Dulcimer is a fretted stringed instrument. Dulcimers have three to eight strings, extending along a flat neck and over a hollow sound chamber.
Early dulcimers were picked with a feather knife and corroded with a wooden doll or bone, called a musician. The lower strings drummed open, served as drone notes, while the upper string was used for the melody.
Originally used for Appalachian folk music, the players adapted dulcimer to Celtic, American folk, country, Cajun and gospel music. Musicians developed improvements to suit different styles of music, including the addition of more frets and strings. They also began to use their fingers, instead of notes and quills, to mill and strum the strings.
While modern manufactured dulcimers have popular body styles and fret and string layouts, traditionalists still create their own instruments according to their individual interpretation. Patterns vary depending on body shape, fret distance and number of strings, depending on where they are made and musical.

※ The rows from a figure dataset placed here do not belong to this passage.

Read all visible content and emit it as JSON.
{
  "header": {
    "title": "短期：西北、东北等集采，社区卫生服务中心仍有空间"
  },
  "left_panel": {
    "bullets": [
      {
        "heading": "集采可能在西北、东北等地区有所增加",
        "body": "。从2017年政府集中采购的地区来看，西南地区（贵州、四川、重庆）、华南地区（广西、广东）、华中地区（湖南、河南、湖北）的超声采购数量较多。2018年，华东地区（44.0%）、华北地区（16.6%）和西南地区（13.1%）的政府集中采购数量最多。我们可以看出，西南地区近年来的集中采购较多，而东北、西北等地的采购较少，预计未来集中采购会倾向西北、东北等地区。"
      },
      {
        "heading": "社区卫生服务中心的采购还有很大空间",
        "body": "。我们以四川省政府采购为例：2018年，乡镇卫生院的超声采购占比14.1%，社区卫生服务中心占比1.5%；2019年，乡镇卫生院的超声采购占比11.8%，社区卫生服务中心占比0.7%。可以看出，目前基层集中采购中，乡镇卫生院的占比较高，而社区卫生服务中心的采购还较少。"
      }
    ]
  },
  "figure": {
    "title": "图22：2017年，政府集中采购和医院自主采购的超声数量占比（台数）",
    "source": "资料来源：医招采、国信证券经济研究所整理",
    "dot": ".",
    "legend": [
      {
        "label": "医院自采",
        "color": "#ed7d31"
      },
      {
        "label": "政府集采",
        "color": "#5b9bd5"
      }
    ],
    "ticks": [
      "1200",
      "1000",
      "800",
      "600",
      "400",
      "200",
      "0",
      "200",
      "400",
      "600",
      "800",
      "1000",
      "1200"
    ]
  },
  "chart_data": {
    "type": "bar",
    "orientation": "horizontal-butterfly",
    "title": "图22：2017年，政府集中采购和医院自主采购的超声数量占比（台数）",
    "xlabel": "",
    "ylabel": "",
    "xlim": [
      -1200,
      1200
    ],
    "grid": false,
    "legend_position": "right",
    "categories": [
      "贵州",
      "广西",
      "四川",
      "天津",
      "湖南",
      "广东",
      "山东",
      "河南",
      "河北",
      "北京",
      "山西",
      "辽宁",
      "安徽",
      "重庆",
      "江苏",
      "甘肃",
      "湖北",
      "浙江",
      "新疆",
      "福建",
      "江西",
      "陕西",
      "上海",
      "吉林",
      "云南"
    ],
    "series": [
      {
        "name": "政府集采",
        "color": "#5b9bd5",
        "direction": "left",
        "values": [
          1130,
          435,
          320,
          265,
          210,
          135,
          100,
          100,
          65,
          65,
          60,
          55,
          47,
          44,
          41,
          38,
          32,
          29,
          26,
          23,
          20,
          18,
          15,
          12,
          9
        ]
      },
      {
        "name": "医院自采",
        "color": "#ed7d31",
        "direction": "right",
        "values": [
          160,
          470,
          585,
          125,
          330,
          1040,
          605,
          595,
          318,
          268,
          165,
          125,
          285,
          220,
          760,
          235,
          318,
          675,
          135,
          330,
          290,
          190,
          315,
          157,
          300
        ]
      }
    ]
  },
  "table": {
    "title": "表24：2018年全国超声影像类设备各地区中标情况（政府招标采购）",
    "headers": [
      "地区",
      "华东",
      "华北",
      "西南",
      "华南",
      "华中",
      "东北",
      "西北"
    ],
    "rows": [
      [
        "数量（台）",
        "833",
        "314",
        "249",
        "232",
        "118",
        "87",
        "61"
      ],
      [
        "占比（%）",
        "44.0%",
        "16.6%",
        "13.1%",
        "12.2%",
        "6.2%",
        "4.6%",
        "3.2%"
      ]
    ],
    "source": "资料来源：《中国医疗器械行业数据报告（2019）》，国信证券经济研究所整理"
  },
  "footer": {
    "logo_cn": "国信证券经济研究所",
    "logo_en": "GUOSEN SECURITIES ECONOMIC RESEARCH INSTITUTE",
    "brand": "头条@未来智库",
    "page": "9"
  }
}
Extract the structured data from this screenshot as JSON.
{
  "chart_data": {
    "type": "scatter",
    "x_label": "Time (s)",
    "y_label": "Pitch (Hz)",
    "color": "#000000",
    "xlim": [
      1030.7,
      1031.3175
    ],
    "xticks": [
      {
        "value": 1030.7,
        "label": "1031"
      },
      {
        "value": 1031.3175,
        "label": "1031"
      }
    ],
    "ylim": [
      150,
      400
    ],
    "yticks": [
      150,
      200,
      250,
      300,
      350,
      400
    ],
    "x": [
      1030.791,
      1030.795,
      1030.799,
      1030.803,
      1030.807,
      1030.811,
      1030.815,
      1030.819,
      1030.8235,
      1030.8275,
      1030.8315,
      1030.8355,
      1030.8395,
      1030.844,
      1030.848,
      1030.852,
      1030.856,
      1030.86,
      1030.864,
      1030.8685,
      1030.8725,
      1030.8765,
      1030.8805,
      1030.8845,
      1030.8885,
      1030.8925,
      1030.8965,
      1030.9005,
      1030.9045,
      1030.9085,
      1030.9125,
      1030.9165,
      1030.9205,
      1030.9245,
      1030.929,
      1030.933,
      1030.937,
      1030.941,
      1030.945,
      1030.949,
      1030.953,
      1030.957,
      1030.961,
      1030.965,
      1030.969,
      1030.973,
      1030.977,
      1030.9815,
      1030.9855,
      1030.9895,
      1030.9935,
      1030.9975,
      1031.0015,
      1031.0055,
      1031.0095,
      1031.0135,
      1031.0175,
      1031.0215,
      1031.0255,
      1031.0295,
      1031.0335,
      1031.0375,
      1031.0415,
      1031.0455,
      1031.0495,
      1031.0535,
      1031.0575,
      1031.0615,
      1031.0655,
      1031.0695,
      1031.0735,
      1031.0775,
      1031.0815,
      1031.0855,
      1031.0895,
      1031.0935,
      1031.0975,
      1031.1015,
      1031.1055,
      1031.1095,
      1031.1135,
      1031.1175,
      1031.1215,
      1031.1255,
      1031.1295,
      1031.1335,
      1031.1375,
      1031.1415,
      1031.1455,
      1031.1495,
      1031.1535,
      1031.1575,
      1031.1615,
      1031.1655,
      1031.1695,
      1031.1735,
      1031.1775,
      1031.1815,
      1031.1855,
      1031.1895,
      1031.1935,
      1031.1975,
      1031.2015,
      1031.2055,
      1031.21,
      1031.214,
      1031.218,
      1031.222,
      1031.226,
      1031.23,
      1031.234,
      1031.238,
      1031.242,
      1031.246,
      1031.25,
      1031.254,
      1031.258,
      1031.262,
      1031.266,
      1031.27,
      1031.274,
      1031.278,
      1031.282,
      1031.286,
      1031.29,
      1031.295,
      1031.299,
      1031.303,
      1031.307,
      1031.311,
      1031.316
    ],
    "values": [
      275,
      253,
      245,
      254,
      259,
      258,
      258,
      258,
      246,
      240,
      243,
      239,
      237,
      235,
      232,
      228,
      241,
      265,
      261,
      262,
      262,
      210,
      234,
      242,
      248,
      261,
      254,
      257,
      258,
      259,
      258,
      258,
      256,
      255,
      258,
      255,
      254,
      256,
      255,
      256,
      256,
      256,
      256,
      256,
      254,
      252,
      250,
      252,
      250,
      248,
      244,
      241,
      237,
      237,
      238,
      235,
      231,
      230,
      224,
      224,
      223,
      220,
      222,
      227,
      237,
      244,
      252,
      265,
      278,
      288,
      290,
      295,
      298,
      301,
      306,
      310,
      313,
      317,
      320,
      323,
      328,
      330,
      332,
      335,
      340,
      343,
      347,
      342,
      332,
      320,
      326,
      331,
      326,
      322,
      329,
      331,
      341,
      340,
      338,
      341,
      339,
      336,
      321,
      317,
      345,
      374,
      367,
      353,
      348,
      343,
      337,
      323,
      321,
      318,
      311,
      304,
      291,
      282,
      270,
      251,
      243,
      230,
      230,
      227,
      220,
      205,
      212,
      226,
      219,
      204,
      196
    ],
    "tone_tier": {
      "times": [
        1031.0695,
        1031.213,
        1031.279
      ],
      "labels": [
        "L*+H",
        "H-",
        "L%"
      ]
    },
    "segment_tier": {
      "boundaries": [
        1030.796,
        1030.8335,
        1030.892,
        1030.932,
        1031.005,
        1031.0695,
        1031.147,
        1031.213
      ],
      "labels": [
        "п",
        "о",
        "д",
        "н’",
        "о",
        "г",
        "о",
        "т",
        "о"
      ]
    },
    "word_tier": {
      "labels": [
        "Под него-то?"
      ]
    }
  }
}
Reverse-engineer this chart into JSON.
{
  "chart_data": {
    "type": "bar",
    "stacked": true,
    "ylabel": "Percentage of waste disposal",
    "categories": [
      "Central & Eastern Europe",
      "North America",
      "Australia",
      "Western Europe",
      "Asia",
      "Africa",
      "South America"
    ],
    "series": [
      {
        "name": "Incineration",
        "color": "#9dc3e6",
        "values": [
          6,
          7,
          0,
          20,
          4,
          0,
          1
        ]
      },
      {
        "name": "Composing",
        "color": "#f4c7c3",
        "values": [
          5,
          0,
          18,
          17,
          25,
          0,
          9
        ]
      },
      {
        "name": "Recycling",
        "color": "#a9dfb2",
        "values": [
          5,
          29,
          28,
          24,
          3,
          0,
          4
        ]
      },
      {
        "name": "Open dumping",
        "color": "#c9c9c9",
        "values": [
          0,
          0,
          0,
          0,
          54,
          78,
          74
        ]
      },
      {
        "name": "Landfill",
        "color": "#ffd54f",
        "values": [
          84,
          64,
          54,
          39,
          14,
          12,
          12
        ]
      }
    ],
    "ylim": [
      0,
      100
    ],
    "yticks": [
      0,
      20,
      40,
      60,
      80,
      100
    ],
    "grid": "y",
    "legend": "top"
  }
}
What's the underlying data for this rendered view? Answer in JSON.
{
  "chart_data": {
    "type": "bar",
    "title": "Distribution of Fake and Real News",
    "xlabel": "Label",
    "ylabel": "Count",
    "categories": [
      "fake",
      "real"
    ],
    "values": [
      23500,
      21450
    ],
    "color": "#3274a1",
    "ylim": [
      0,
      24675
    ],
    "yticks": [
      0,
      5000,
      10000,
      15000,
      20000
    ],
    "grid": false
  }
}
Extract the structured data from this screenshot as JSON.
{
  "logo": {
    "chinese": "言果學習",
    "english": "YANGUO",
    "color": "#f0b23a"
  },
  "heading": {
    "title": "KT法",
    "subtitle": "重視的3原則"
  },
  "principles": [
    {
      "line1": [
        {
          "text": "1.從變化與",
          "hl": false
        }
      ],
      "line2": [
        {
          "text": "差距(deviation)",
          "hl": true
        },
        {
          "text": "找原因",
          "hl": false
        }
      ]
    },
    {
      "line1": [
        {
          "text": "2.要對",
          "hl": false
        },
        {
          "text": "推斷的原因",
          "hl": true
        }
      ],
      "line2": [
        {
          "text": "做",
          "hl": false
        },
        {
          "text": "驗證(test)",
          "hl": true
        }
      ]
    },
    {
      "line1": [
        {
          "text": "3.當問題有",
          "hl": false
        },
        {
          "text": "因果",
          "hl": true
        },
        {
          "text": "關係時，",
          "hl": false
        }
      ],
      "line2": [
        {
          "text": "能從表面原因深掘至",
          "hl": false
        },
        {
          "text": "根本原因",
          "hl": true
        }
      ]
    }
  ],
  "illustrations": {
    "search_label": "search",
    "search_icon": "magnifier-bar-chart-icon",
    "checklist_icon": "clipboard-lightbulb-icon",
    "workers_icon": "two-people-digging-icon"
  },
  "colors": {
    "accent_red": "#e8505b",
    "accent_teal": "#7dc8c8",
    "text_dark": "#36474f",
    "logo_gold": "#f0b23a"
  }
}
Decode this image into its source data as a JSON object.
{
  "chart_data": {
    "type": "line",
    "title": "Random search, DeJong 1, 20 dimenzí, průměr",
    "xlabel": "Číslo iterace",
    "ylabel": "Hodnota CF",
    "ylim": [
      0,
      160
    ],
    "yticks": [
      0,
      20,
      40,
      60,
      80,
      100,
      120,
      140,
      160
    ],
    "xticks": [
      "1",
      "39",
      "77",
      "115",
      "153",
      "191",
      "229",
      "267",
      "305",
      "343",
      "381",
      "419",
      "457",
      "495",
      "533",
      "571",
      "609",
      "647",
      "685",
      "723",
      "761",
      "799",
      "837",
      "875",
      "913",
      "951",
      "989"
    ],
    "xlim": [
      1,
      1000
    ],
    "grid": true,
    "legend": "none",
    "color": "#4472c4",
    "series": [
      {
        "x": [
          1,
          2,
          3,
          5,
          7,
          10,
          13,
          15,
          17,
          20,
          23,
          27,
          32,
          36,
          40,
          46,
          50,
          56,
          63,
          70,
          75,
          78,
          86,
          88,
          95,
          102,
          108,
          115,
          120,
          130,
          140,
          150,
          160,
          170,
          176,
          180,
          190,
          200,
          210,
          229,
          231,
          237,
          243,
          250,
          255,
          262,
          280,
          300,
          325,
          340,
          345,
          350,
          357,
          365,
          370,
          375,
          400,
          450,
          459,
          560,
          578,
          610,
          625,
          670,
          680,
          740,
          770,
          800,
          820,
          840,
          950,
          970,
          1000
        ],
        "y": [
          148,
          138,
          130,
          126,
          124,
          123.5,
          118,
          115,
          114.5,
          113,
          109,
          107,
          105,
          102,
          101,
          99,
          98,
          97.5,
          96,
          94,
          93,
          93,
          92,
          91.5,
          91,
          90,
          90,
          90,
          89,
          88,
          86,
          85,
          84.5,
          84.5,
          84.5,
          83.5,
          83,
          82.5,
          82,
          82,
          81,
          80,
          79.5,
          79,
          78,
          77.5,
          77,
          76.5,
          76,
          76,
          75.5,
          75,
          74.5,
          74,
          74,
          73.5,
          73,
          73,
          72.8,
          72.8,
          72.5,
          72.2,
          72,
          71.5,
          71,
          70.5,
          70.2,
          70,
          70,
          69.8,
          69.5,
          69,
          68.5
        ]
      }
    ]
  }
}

Fun facts h2> Dulcimer is also known as Appalachian dulcimer, hog fiddle, lap dulcimer and mountain dulcimer. It is the official state instrument of Kentucky. The word ‘dulcimer’ is thought to be derived from the Latin ‘dulcis’ and the Greek ‘melos’, meaning ‘sweet music’. Europe’s settlers in the Appalachian Mountains are believed to have made the first dulcimers in the 19th century. Dulcimer was considered the only truly American folk instrument, inspired by guitar and deep-fried citation, a harp-like instrument with frets.